Католики считают, что надо строить ее как единый организм во главе с единым пастырем; православные считают, что каждая нация должна иметь своего пастыря, протестанты идут еще дальше — каждая община может быть более или менее партизанской. А Христос не оставил нам об этом указаний — чтобы устав не был нами канонизирован и чтобы у нас не было культа этого устава, потому что это человеческая сторона. Даже Священное Писание не было заповедано Им. В Jesus Christ Super Star ученики поют вначале, когда они сидят на Вечере: «Вот придет время, напишем Евангелие...» — это пародия! Вы не найдете в Священном Писании слов, где бы Господь сказал: «Ну, теперь идите и напишите Евангелие, сделайте это». Нет! Он сказал: «Идите и научите», — что вовсе не означало писать, и — «Сие творите в Мое воспоминание», — то есть совершайте Евхаристию. Все! Больше никаких заповедей Он не оставил. «И чтобы не было у вас, как у язычников, где цари господствуют над народами, а вы не так: но кто из вас больше, будь как меньший, и начальствующий — как служащий, у вас пусть каждый будет слуга». Все остальное развилось как естественный процесс: и Евангелие нам было нужно — через него Дух Божий действовал, и все остальные стороны были нужны. Но, конечно, они в процессе истории естественно заражались преданиями старцев. Самый опасный враг — предания старцев. Ведь Господь мало кого обличал, но предания старцев и фарисеев обличал. И поэтому Церковь всегда находится в состоянии Страстной недели: она всегда умирает — и воскресает вновь. И вся история Церкви идет так: человеческие начала ее погребают, забивают гвозди в крышки ее гроба, потом этот гроб лопается, и она оттуда выходит снова и снова. Чешский марксистский историк Зденек Неедлы говорил: революционный яд Евангелия продолжал действовать всегда в течение Средних веков и Нового времени. Он это трактовал, так сказать, социально, что неверно, конечно, это гораздо более широко. Поэтому реформистские тенденции в Церкви, которые иногда бывали и крайними, и уносились куда-то влево, они все-таки всегда были оправданы, ибо остается непреложным слово Иоанна Златоуста: «Церковь вечно обновляется». И когда мы говорим, что мы Церковь традиции, Церковь предания, то ведь это можно понимать и искаженно: что мы Церковь, которая умерла, Церковь, которая остановилась и застыла, как мумия. Нет. Церковь предания — это Церковь, которая развивает изначально ей данный Дух.

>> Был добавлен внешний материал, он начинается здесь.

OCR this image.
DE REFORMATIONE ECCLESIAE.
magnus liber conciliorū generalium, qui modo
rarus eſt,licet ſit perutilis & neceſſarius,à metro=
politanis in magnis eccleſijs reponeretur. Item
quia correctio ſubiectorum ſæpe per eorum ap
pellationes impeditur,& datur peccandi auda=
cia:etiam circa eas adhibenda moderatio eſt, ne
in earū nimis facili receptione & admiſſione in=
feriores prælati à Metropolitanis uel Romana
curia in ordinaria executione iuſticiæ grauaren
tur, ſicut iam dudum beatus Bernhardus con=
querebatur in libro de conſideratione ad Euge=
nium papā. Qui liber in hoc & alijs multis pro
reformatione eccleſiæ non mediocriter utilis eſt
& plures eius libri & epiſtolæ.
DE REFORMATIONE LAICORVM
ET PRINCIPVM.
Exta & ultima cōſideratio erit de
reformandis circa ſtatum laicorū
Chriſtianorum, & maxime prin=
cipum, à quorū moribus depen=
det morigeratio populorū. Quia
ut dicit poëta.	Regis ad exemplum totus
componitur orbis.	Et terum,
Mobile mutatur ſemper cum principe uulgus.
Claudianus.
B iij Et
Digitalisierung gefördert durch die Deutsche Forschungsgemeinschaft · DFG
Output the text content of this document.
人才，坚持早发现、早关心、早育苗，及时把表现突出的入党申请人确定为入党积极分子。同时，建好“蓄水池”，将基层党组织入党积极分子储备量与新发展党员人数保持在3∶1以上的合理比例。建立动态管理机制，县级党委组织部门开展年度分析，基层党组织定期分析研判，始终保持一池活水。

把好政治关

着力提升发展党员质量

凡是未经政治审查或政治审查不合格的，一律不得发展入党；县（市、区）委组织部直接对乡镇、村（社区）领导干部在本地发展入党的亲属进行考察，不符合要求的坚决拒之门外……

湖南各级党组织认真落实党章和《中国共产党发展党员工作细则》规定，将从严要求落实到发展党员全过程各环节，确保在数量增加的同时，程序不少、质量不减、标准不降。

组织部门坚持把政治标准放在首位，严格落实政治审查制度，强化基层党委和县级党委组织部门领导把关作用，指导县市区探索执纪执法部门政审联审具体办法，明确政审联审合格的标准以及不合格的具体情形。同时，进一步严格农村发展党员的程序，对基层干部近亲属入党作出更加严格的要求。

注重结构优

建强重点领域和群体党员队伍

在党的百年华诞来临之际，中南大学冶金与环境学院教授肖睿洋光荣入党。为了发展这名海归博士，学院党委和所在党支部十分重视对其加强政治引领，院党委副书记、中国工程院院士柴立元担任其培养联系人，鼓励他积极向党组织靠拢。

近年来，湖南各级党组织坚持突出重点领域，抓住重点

А что касается проблемы Петра как главы апостолов, то проблема эта относится к области веры. Если католики верят, что Бог действует через преемника Петра, то Он так и действует. Это доказать исторически, научно невозможно. И когда мы в полемике против католической структуры начинаем выдвигать такую концепцию, что раньше не было такой власти, то протестант может развить нашу же аргументацию и сказать, что раньше не было венчания, например, не было икон. Не было ведь! Так значит что же, упраздним это и многое другое?
Покойный патриарх Сергий говорил, что Церковь развивалась по линии от плюрализма к единству; что вначале общины были все независимы и разбросаны, потом они объединялись, потом возникли епископаты, митрополии, потом возник патриархат — и все это движение носило характер безусловно центростремительный. Организационно был один шаг до того, чтобы Церковь превратилась в единый государственный организм. Но Промысл Божий этого не допустил. Он использовал грехи человеческие, распри между латинянами и греками для того, чтобы сохранить плюрализм хотя бы на двух полюсах Римской империи; и возникло два типа благочестия, а теперь и три. На самом деле есть несколько типов христианства, их должно быть не менее четырех, поскольку, по традиции, существуют четыре типа человеческого характера. И мы можем сказать, как бы пародируя, что протестанты — это холерики, православные — флегматики, вернее меланхолики, а католики — сангвиники и т. д. Я очень это огрубил, но если вы покопаетесь, разберетесь, то увидите, что иной человек, который числится православным и по всем приметам таков, в душе — совершенный баптист, а есть баптисты, которые совсем православные. Иной иудей такой, что сдери с него шапочку, надень что-нибудь другое — будет истинно православный человек, прямо ортодокс. Это типажи человеческие.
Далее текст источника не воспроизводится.